En disant que les positions intermédiaires sont incohérentes, je ne suis pas en train de dire que le racisme, le sexisme ou le spécisme sont défendables, car ils seraient eux plus cohérents. Bien au contraire, ces positions morales ont beau ne pas être des situations intermédiaires, elles sont sans fondement : de la même manière qu’il n’existe pas de race au sein de l’espèce humaine, les critères d’appartenance à un genre ou à une espèce ne sont pas des critères pertinents pour justifier une quelconque oppression !

Si nous revenons à notre Terre Plate, de la même manière que cette dernière est en fait ronde, les animaux non humains sont conscients, sensibles et sentients, et nous devons donc leur accorder des droits fondamentaux. N’en déplaise à ceux qui mangent des animaux et qui liront cet article, mais de la même manière que quelqu’un se trompe s’il pense que 1+1=3, vous avez tort si vous pensez que votre consommation de viande est responsable, et ce peu importe le prétexte si vous vivez dans un environnement qui vous permet de vous en passer.

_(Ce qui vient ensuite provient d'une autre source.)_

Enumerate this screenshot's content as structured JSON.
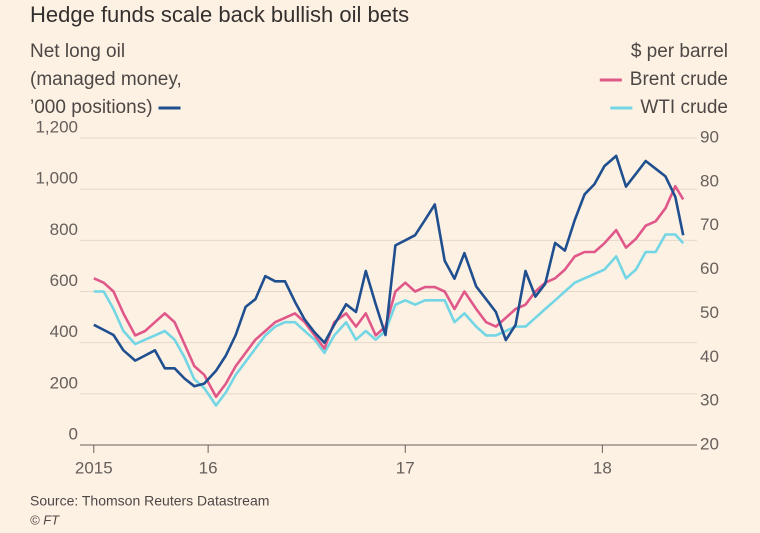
{
  "chart_data": {
    "type": "line",
    "title": "Hedge funds scale back bullish oil bets",
    "y_label": [
      "Net long oil",
      "(managed money,",
      "’000 positions)"
    ],
    "y2_label": "$ per barrel",
    "source": "Source: Thomson Reuters Datastream",
    "credit": "© FT",
    "x": [
      2015.42,
      2015.47,
      2015.52,
      2015.57,
      2015.63,
      2015.68,
      2015.73,
      2015.78,
      2015.83,
      2015.88,
      2015.93,
      2015.98,
      2016.04,
      2016.09,
      2016.14,
      2016.19,
      2016.24,
      2016.29,
      2016.34,
      2016.39,
      2016.44,
      2016.49,
      2016.54,
      2016.59,
      2016.64,
      2016.7,
      2016.75,
      2016.8,
      2016.85,
      2016.9,
      2016.95,
      2017.0,
      2017.05,
      2017.1,
      2017.15,
      2017.2,
      2017.25,
      2017.3,
      2017.36,
      2017.41,
      2017.46,
      2017.51,
      2017.56,
      2017.61,
      2017.66,
      2017.71,
      2017.76,
      2017.81,
      2017.86,
      2017.91,
      2017.96,
      2018.01,
      2018.07,
      2018.12,
      2018.17,
      2018.22,
      2018.27,
      2018.32,
      2018.37,
      2018.41
    ],
    "series": [
      {
        "name": "Net long oil",
        "color": "#1f4f8f",
        "axis": "y",
        "values": [
          470,
          450,
          430,
          370,
          330,
          350,
          370,
          300,
          300,
          260,
          230,
          240,
          290,
          350,
          430,
          540,
          570,
          660,
          640,
          640,
          560,
          490,
          440,
          400,
          470,
          550,
          520,
          680,
          550,
          430,
          780,
          800,
          820,
          880,
          940,
          720,
          650,
          750,
          620,
          570,
          520,
          410,
          470,
          680,
          580,
          630,
          790,
          760,
          880,
          980,
          1020,
          1090,
          1130,
          1010,
          1060,
          1110,
          1080,
          1050,
          970,
          820
        ]
      },
      {
        "name": "Brent crude",
        "color": "#e0588a",
        "axis": "y2",
        "values": [
          58,
          57,
          55,
          50,
          45,
          46,
          48,
          50,
          48,
          43,
          38,
          36,
          31,
          34,
          38,
          41,
          44,
          46,
          48,
          49,
          50,
          48,
          45,
          42,
          48,
          50,
          47,
          50,
          45,
          47,
          55,
          57,
          55,
          56,
          56,
          55,
          51,
          55,
          51,
          48,
          47,
          49,
          51,
          52,
          55,
          57,
          58,
          60,
          63,
          64,
          64,
          66,
          69,
          65,
          67,
          70,
          71,
          74,
          79,
          76
        ]
      },
      {
        "name": "WTI crude",
        "color": "#74d6e4",
        "axis": "y2",
        "values": [
          55,
          55,
          51,
          46,
          43,
          44,
          45,
          46,
          44,
          40,
          35,
          33,
          29,
          32,
          36,
          39,
          42,
          45,
          47,
          48,
          48,
          46,
          44,
          41,
          45,
          48,
          44,
          46,
          44,
          46,
          52,
          53,
          52,
          53,
          53,
          53,
          48,
          50,
          47,
          45,
          45,
          46,
          47,
          47,
          49,
          51,
          53,
          55,
          57,
          58,
          59,
          60,
          63,
          58,
          60,
          64,
          64,
          68,
          68,
          66
        ]
      }
    ],
    "xlim": [
      2015.35,
      2018.48
    ],
    "xticks": [
      {
        "value": 2015.42,
        "label": "2015"
      },
      {
        "value": 2016,
        "label": "16"
      },
      {
        "value": 2017,
        "label": "17"
      },
      {
        "value": 2018,
        "label": "18"
      }
    ],
    "ylim": [
      0,
      1200
    ],
    "yticks": [
      0,
      200,
      400,
      600,
      800,
      {
        "value": 1000,
        "label": "1,000"
      },
      {
        "value": 1200,
        "label": "1,200"
      }
    ],
    "y2lim": [
      20,
      90
    ],
    "y2ticks": [
      20,
      30,
      40,
      50,
      60,
      70,
      80,
      90
    ],
    "grid": true
  }
}
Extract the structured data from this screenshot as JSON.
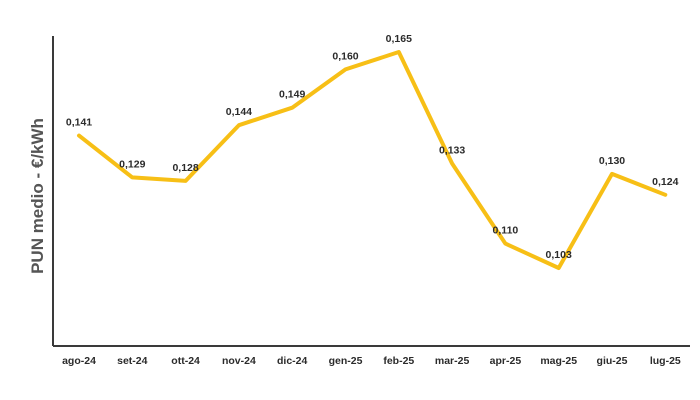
{
  "chart_data": {
    "type": "line",
    "categories": [
      "ago-24",
      "set-24",
      "ott-24",
      "nov-24",
      "dic-24",
      "gen-25",
      "feb-25",
      "mar-25",
      "apr-25",
      "mag-25",
      "giu-25",
      "lug-25"
    ],
    "series": [
      {
        "values": [
          0.141,
          0.129,
          0.128,
          0.144,
          0.149,
          0.16,
          0.165,
          0.133,
          0.11,
          0.103,
          0.13,
          0.124
        ],
        "labels": [
          "0,141",
          "0,129",
          "0,128",
          "0,144",
          "0,149",
          "0,160",
          "0,165",
          "0,133",
          "0,110",
          "0,103",
          "0,130",
          "0,124"
        ],
        "color": "#f7bf16"
      }
    ],
    "title": "",
    "xlabel": "",
    "ylabel": "PUN medio - €/kWh",
    "ylim": [
      0.08,
      0.175
    ],
    "grid": false,
    "legend": "none",
    "axis_color": "#3a3a3a"
  }
}
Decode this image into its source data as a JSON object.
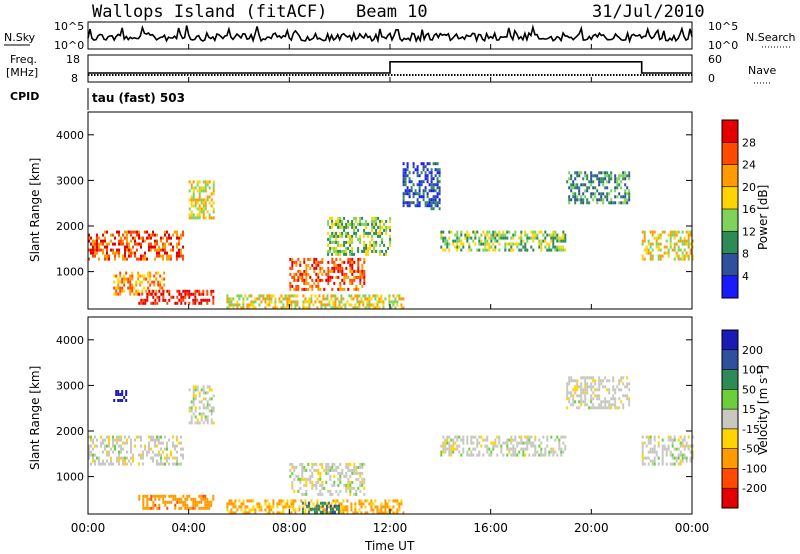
{
  "header": {
    "station": "Wallops Island (fitACF)",
    "beam": "Beam 10",
    "date": "31/Jul/2010"
  },
  "noise_panel": {
    "left_label": "N.Sky",
    "left_ticks": [
      "10^5",
      "10^0"
    ],
    "right_ticks": [
      "10^5",
      "10^0"
    ],
    "right_label": "N.Search"
  },
  "freq_panel": {
    "left_label": "Freq.",
    "left_unit": "[MHz]",
    "left_ticks": [
      "18",
      "8"
    ],
    "right_ticks": [
      "60",
      "0"
    ],
    "right_label": "Nave",
    "nave_levels": [
      {
        "start_h": 0,
        "end_h": 12,
        "value": 20
      },
      {
        "start_h": 12,
        "end_h": 22,
        "value": 45
      },
      {
        "start_h": 22,
        "end_h": 24,
        "value": 20
      }
    ],
    "freq_level_mhz": 10.6
  },
  "cpid": {
    "label": "CPID",
    "mode": "tau (fast) 503"
  },
  "x_axis": {
    "label": "Time UT",
    "ticks": [
      "00:00",
      "04:00",
      "08:00",
      "12:00",
      "16:00",
      "20:00",
      "00:00"
    ]
  },
  "power_panel": {
    "ylabel": "Slant Range [km]",
    "yticks": [
      "1000",
      "2000",
      "3000",
      "4000"
    ],
    "colorbar_label": "Power [dB]",
    "colorbar_ticks": [
      "4",
      "8",
      "12",
      "16",
      "20",
      "24",
      "28"
    ],
    "colors": [
      "#1a1aff",
      "#2f4f9f",
      "#2e8b57",
      "#7fd35a",
      "#ffd400",
      "#ff9b00",
      "#ff4a00",
      "#e40000"
    ]
  },
  "velocity_panel": {
    "ylabel": "Slant Range [km]",
    "yticks": [
      "1000",
      "2000",
      "3000",
      "4000"
    ],
    "colorbar_label": "Velocity [m s^-1]",
    "colorbar_ticks": [
      "200",
      "100",
      "50",
      "15",
      "-15",
      "-50",
      "-100",
      "-200"
    ],
    "colors": [
      "#1a1ab4",
      "#2f4f9f",
      "#2e8b57",
      "#6ccf3a",
      "#c8c8c0",
      "#ffd400",
      "#ff9b00",
      "#ff4a00",
      "#e40000"
    ]
  },
  "chart_data": [
    {
      "type": "heatmap",
      "title": "Power [dB]",
      "ylabel": "Slant Range [km]",
      "xlabel": "Time UT",
      "xlim": [
        "00:00",
        "24:00"
      ],
      "ylim": [
        180,
        4500
      ],
      "colorbar_range": [
        0,
        30
      ],
      "regions": [
        {
          "start_h": 0.0,
          "end_h": 3.8,
          "range_km": [
            1300,
            1900
          ],
          "power_db": 24
        },
        {
          "start_h": 1.0,
          "end_h": 3.0,
          "range_km": [
            500,
            1000
          ],
          "power_db": 20
        },
        {
          "start_h": 2.0,
          "end_h": 5.0,
          "range_km": [
            300,
            600
          ],
          "power_db": 28
        },
        {
          "start_h": 4.0,
          "end_h": 5.0,
          "range_km": [
            2200,
            3000
          ],
          "power_db": 16
        },
        {
          "start_h": 5.5,
          "end_h": 12.5,
          "range_km": [
            200,
            500
          ],
          "power_db": 18
        },
        {
          "start_h": 8.0,
          "end_h": 11.0,
          "range_km": [
            600,
            1300
          ],
          "power_db": 24
        },
        {
          "start_h": 9.5,
          "end_h": 12.0,
          "range_km": [
            1400,
            2200
          ],
          "power_db": 14
        },
        {
          "start_h": 12.5,
          "end_h": 14.0,
          "range_km": [
            2400,
            3400
          ],
          "power_db": 6
        },
        {
          "start_h": 14.0,
          "end_h": 19.0,
          "range_km": [
            1500,
            1900
          ],
          "power_db": 12
        },
        {
          "start_h": 19.0,
          "end_h": 21.5,
          "range_km": [
            2500,
            3200
          ],
          "power_db": 10
        },
        {
          "start_h": 22.0,
          "end_h": 24.0,
          "range_km": [
            1300,
            1900
          ],
          "power_db": 18
        }
      ]
    },
    {
      "type": "heatmap",
      "title": "Velocity [m s^-1]",
      "ylabel": "Slant Range [km]",
      "xlabel": "Time UT",
      "xlim": [
        "00:00",
        "24:00"
      ],
      "ylim": [
        180,
        4500
      ],
      "colorbar_range": [
        -200,
        200
      ],
      "regions": [
        {
          "start_h": 0.0,
          "end_h": 3.8,
          "range_km": [
            1300,
            1900
          ],
          "velocity": 0
        },
        {
          "start_h": 4.0,
          "end_h": 5.0,
          "range_km": [
            2200,
            3000
          ],
          "velocity": 0
        },
        {
          "start_h": 1.0,
          "end_h": 1.6,
          "range_km": [
            2700,
            2900
          ],
          "velocity": 200
        },
        {
          "start_h": 2.0,
          "end_h": 5.0,
          "range_km": [
            300,
            600
          ],
          "velocity": -60
        },
        {
          "start_h": 5.5,
          "end_h": 12.5,
          "range_km": [
            200,
            500
          ],
          "velocity": -40
        },
        {
          "start_h": 8.5,
          "end_h": 10.0,
          "range_km": [
            200,
            450
          ],
          "velocity": 60
        },
        {
          "start_h": 8.0,
          "end_h": 11.0,
          "range_km": [
            600,
            1300
          ],
          "velocity": 0
        },
        {
          "start_h": 14.0,
          "end_h": 19.0,
          "range_km": [
            1500,
            1900
          ],
          "velocity": 0
        },
        {
          "start_h": 19.0,
          "end_h": 21.5,
          "range_km": [
            2500,
            3200
          ],
          "velocity": 0
        },
        {
          "start_h": 22.0,
          "end_h": 24.0,
          "range_km": [
            1300,
            1900
          ],
          "velocity": 0
        }
      ]
    }
  ]
}
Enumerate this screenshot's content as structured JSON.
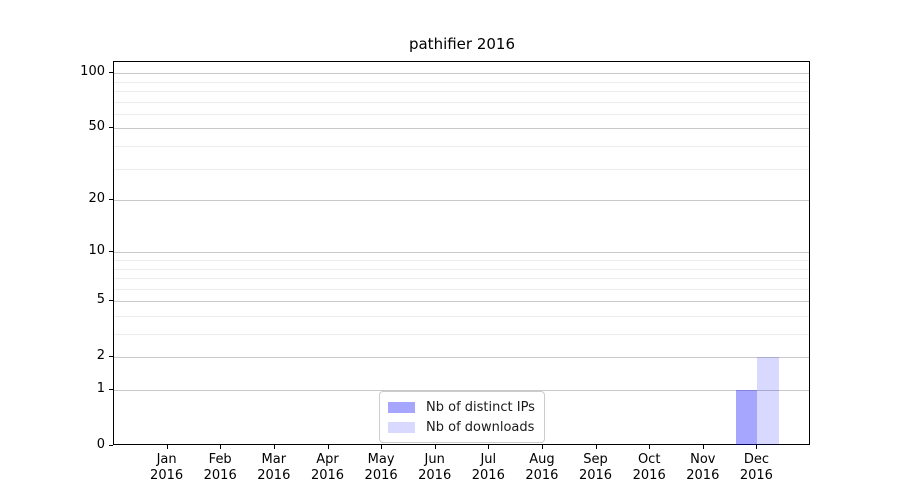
{
  "chart_data": {
    "type": "bar",
    "title": "pathifier 2016",
    "x_year": "2016",
    "categories": [
      "Jan",
      "Feb",
      "Mar",
      "Apr",
      "May",
      "Jun",
      "Jul",
      "Aug",
      "Sep",
      "Oct",
      "Nov",
      "Dec"
    ],
    "series": [
      {
        "name": "Nb of distinct IPs",
        "color": "rgba(0,0,255,0.35)",
        "values": [
          0,
          0,
          0,
          0,
          0,
          0,
          0,
          0,
          0,
          0,
          0,
          1
        ]
      },
      {
        "name": "Nb of downloads",
        "color": "rgba(0,0,255,0.15)",
        "values": [
          0,
          0,
          0,
          0,
          0,
          0,
          0,
          0,
          0,
          0,
          0,
          2
        ]
      }
    ],
    "y_scale": "log1p",
    "y_ticks": [
      0,
      1,
      2,
      5,
      10,
      20,
      50,
      100
    ],
    "y_minor_ticks": [
      3,
      4,
      6,
      7,
      8,
      9,
      30,
      40,
      60,
      70,
      80,
      90
    ],
    "ylim": [
      0,
      115
    ],
    "grid": "horizontal major+minor",
    "legend_position": "lower center inside axes"
  }
}
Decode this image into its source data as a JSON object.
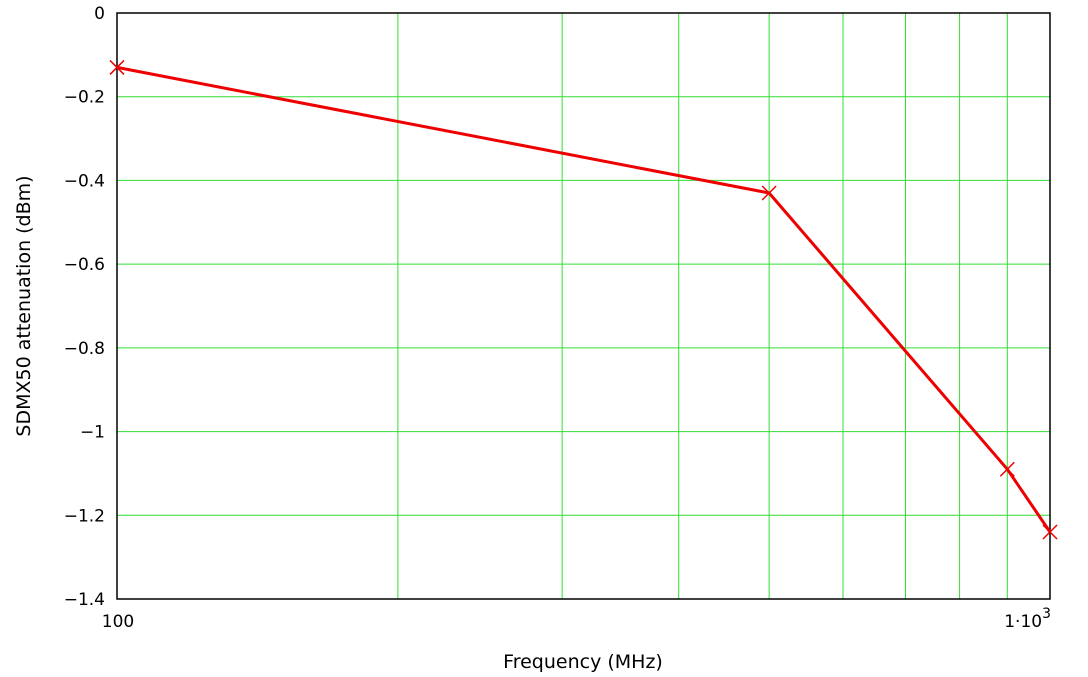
{
  "chart_data": {
    "type": "line",
    "xlabel": "Frequency (MHz)",
    "ylabel": "SDMX50 attenuation (dBm)",
    "x_scale": "log",
    "xlim": [
      100,
      1000
    ],
    "ylim": [
      -1.4,
      0
    ],
    "x_ticks": [
      {
        "value": 100,
        "label": "100"
      },
      {
        "value": 1000,
        "label": "1·10",
        "sup": "3"
      }
    ],
    "y_ticks": [
      {
        "value": 0,
        "label": "0"
      },
      {
        "value": -0.2,
        "label": "−0.2"
      },
      {
        "value": -0.4,
        "label": "−0.4"
      },
      {
        "value": -0.6,
        "label": "−0.6"
      },
      {
        "value": -0.8,
        "label": "−0.8"
      },
      {
        "value": -1,
        "label": "−1"
      },
      {
        "value": -1.2,
        "label": "−1.2"
      },
      {
        "value": -1.4,
        "label": "−1.4"
      }
    ],
    "x_gridlines": [
      100,
      200,
      300,
      400,
      500,
      600,
      700,
      800,
      900,
      1000
    ],
    "grid": true,
    "series": [
      {
        "color": "#ee0000",
        "marker": "x",
        "points": [
          {
            "x": 100,
            "y": -0.13
          },
          {
            "x": 500,
            "y": -0.43
          },
          {
            "x": 900,
            "y": -1.09
          },
          {
            "x": 1000,
            "y": -1.24
          }
        ]
      }
    ],
    "colors": {
      "grid": "#33dd33",
      "frame": "#000000",
      "line": "#ee0000"
    }
  }
}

C’est dommage, mais c’est comme ça. Les sciences se fichent de votre avis, de même que rien ne servira de maudire les antispécistes si vous décidez de rage de fermer l’onglet de votre navigateur web.

Ils n’y sont pas pour grand-chose si vous décidez de continuer à vivre dans le déni : il est immoral de tuer – même un peu – même une fois par mois – même si c’est bio et local – des animaux sans nécessité.

C’est tout.

Et prétendre le contraire, c’est aussi imbécile que croire en la Terre plate ou en un Dieu qui la créa en 6 jours de boulot, avec repos le dimanche et qui donna son unique parole à un Fils Sacré qui institutionnalisa après deux milles ans d’Histoire le fait de manger à outrance des animaux non humains durant ces fêtes de fin d’années et de se foutre de la gueule de celles et ceux qui s’y opposent fermement !


Nous vous souhaitons d’ores et déjà de très belles fêtes de fin d’année avec tout notre courage et notre soutien.